Riding toward Ulaan Baatar in the backseat of a private Hyundai turned taxi cab, a ring of green hills caught my very red, very jet-lagged eyes before everything else. Cedar look-a-likes garnish these hills, standing dark and thick in defiance of my expectation that Mongolia had no living trees (Coal and Manure are famously burned for warmth in Mongolia and I mistakenly assumed that if you are going to burn these things, it must be because you have not trees). The sky was gray, the clouds were big and gray, and the bright hill grass blanketing the narrow river crevices and modest crests stood out beautifully.
These hills and their color also provided a contrast to the second thing to catch my eye, the outskirts of the city itself: a series of brick, cinder and wood buildings, shadowed by power plants whose large stacks puff out coal smoke.
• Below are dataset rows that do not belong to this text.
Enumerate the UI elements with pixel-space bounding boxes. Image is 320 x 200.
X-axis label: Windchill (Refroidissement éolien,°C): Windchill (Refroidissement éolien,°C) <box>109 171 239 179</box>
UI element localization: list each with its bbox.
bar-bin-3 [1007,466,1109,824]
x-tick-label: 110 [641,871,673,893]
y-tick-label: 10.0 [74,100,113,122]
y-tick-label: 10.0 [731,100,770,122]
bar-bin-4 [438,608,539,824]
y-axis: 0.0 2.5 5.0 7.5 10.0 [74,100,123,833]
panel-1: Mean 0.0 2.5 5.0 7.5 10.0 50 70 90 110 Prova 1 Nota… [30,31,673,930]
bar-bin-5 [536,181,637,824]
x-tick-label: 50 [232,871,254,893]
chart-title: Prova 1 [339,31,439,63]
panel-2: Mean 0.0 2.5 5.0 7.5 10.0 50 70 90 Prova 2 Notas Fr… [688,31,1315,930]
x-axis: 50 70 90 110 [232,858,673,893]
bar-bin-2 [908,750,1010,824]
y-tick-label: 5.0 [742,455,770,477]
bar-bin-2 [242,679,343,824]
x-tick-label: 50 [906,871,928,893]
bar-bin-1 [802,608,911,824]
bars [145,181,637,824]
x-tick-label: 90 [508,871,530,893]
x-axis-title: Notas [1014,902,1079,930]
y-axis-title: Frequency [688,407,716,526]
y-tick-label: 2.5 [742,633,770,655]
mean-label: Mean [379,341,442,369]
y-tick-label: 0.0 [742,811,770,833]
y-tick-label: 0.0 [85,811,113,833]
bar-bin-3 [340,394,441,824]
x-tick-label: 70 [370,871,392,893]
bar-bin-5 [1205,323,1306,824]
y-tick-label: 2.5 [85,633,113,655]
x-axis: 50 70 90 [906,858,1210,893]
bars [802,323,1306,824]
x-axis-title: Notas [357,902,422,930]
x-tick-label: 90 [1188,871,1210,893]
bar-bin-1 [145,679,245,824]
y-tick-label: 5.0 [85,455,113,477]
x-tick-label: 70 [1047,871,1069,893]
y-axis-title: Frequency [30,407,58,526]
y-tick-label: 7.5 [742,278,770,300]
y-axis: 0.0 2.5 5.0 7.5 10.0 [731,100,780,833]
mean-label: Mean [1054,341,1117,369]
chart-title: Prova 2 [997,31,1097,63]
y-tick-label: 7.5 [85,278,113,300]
The roadside scenes looked like a union of Green Bay and Chinatown, with many structures that could’ve fit into a PBS special documenting the depression-era Midwest (some of the larger ones even have the distinctive shape of an old red barn), except for the ubiquitous, green, somehow Asian looking, corrugated tin or tile roofs.


The good, the not so bad, the not so ugly


Looming almost as distinctively as the smoke stacks over Ulaan Baatar are dozens of yellow cranes accompanying dozens of construction sites throughout the city. Foreign investment and increasing local wealth, largely from mining, has launched a construction boom in Mongolia’s capital, with several sky scratchers (they’re tall, but not that tall, and yes I would like you to help me coin this phrase if haven’t stolen it) nearly completed in the city center. Smack in the middle of downtown, there’s a large square sprawling in front of the elaborate parliamentary building which combines elements of a parliamentary building, the Lincoln memorial, and a green house. Most impressive about this building is a massive front and center statue of Chinggis Khan, who sits upon a throne, looking calm and just, yet impossibly wide and imposing.
I had heard that Ulaan Baatar was a city influenced by Asia, Russia and more recently Europe and America, and so far this appears to be true. In terms of architecture, the Russian’s did worse in East Berlin as far as ugly Soviet-bloc housing goes (perhaps these buildings improve with age and minimal maintenance), and there are many interesting and beautiful buildings in the city, which in spite of dust and some unruly city green spaces, has its own cosmopolitan feel.
So far, I like the city, but Ulaan Baatar has presented some difficulties and unpleasantness. In the early morning hours at Chinngis Khan international airport, I had a little trouble finding a cab driver who didn’t smell like a Smirnoff distillery. Anything pertaining to cars has proved harrowing as Mongolian drivers love to pass, do it constantly, and have sworn an oath to prevent pedestrians from confidently using their right of way. Deciphering the Cyrillic alphabet has also proved a challenge, as has deciding which way is north, in part due to fatigue, in part due to poor signage, and admittedly to congenitally poor directional sense.
Enough people speak enough English that I’ve had no trouble procuring food and water despite my complete ineptitude in Mongolian, and the few local people I’ve spoken with at length have all been remarkably friendly. As far as winging it goes, so far, so good. I begin work tomorrow when the real fun begins.